Kanada vermisst zweiten Staatsangehörigen nach Verhör durch chinesische Behörden
Die Spannungen zwischen Kanada und China nach der vorübergehenden Festnahme von Huawei-Finanzchefin Meng Wanzhou nehmen zu. Wie das kanadische Außenministerium am Donnerstag bekanntgab, wird nach der Festnahme eines Kanadiers in China ein zweiter Staatsangehöriger in dem Land vermisst. Es könne kein Kontakt zu Michael Spavor hergestellt werden, nachdem dieser von chinesischen Behörden befragt worden sei. Chinesische Staatsmedien sprachen von Ermittlungen wegen einer Gefährdung von Chinas "nationaler Sicherheit".

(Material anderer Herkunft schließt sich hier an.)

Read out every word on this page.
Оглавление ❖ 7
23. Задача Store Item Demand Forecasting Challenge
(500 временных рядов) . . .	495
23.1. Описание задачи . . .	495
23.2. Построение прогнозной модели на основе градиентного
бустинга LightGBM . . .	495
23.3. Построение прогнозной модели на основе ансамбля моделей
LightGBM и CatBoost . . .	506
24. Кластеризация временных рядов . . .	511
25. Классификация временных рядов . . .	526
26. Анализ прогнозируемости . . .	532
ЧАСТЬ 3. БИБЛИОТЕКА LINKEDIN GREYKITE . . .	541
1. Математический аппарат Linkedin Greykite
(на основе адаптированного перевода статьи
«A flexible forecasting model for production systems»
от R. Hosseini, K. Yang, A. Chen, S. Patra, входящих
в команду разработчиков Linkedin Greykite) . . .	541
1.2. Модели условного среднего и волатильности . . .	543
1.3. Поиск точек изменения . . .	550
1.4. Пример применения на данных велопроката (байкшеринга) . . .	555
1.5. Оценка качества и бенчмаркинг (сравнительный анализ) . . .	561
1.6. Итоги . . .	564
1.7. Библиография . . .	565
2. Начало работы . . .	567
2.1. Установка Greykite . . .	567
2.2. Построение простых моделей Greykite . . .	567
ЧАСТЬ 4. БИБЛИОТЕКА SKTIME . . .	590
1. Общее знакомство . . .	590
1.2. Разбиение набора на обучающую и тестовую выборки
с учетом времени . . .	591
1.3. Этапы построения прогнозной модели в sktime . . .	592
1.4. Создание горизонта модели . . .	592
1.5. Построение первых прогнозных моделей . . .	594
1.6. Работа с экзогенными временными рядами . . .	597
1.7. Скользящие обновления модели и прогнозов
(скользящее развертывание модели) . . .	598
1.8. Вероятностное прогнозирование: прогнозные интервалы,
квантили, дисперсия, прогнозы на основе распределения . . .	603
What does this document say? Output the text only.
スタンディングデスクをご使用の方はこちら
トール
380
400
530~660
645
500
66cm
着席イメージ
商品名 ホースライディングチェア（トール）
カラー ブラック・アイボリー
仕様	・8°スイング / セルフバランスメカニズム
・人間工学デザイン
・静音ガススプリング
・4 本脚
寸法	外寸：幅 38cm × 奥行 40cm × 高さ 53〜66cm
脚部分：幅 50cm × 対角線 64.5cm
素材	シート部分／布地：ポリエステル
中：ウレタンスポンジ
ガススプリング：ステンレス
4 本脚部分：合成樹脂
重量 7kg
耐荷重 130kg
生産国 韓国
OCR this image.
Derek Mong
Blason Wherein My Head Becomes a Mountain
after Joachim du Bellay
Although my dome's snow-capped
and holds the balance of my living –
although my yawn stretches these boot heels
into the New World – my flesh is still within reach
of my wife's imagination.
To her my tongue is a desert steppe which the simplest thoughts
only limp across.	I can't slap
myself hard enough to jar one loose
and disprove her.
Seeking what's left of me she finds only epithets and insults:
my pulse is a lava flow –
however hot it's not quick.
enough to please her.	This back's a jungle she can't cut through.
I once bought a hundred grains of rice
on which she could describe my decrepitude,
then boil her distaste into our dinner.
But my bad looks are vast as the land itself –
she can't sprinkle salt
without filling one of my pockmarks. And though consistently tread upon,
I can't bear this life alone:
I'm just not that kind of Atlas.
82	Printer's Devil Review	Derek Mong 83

Spavor ist ein in China lebender Unternehmensberater. Seine Organisation kulturelles Austauschprogramm Paektu vermittelt Reisen nach Nordkorea für sportliche, touristische, kulturelle und geschäftliche Zwecke. Spavor wurde unter anderem bekannt, als er Treffen von Ex-Basketballstar Dennis Rodman mit Nordkoreas Machthaber Kim Jong Un arrangierte. Vor einigen Jahren veröffentlichten nordkoreanische Staatsmedien Fotos von Spavor mit Kim.
"Der kanadische Staatsbürger Michael Spavor wird derzeit in China vermisst", schrieb ein Sprecher des kanadischen Außenministeriums am Donnerstag der Nachrichtenagentur AFP. "Wir haben keinen Kontakt zu ihm aufnehmen können, seitdem er uns wissen ließ, dass er von den chinesischen Behörden befragt wird."
Vor der Bekanntgabe von Spavors Identität hatte Kanadas Außenministerin Chrystia Freeland bei einer Pressekonferenz gesagt, die kanadische Regierung versuche den Aufenthaltsort eines Staatsangehörigen in China zu ermitteln. Der Fall sei auch gegenüber der chinesischen Regierung zur Sprache gebracht worden.
Anrufe der AFP auf Spavors Handys blieben unbeantwortet. Auch der Versuch, telefonisch das Büro von dessen Organisation zu erreichen, blieb erfolglos.
Eine staatliche Nachrichtenagentur in der nordostchinesischen Provinz Liaoning berichtete, die Staatssicherheit habe Ermittlungen gegen Spavor eingeleitet. Es bestehe der Verdacht von "Aktivitäten, die Chinas nationaler Sicherheit schaden".
Bereits am Montag war bei einer Chinareise der frühere kanadische Diplomat Michael Kovrig festgenommen worden. Er ist Mitarbeiter des renommierten Forschungsinstituts International Crisis Group (ICG) und lebt in Hongkong.
Die chinesischen Behörden haben noch keine Angaben zu den Gründen für seine Festnahme gemacht. Chinesischen Medienberichten zufolge werden ihm ebenfalls Aktivitäten vorgeworfen, die Chinas nationale Sicherheit gefährden. Solche Formulierungen werden häufig verwendet, um Spionagevorwürfe zu umschreiben.
Experten und Freunde schätzten Kovrigs Festnahme dagegen als Vergeltung für die Verhaftung von Huawei-Finanzchefin Meng in Kanada ein. Kovrig ist demnach eine "Geisel" oder ein "Pfand" der chinesischen Regierung.
Die Spitzenmanagerin des chinesischen Technologiekonzerns Huawei war am 1. Dezember in Vancouver festgenommen worden. Die USA werfen ihr Verstöße gegen die Iran-Sanktionen vor und fordern ihre Auslieferung. Die Festnahme erboste die chinesische Regierung.
Die 46-jährige Meng wurde inzwischen gegen Zahlung einer Millionen-Kaution und unter strengen Auflagen freigelassen. Das Auslieferungsverfahren läuft aber noch.
Zuletzt deutete US-Präsident Donald Trump an, er könnte sich in den Fall einschalten, um die Handelsgespräche seines Landes mit China zu erleichtern. Kanadas Außenministerin Freeland kritisierte dies: "Unsere Auslieferungspartner sollten nicht versuchen, den Auslieferungsprozess zu politisieren."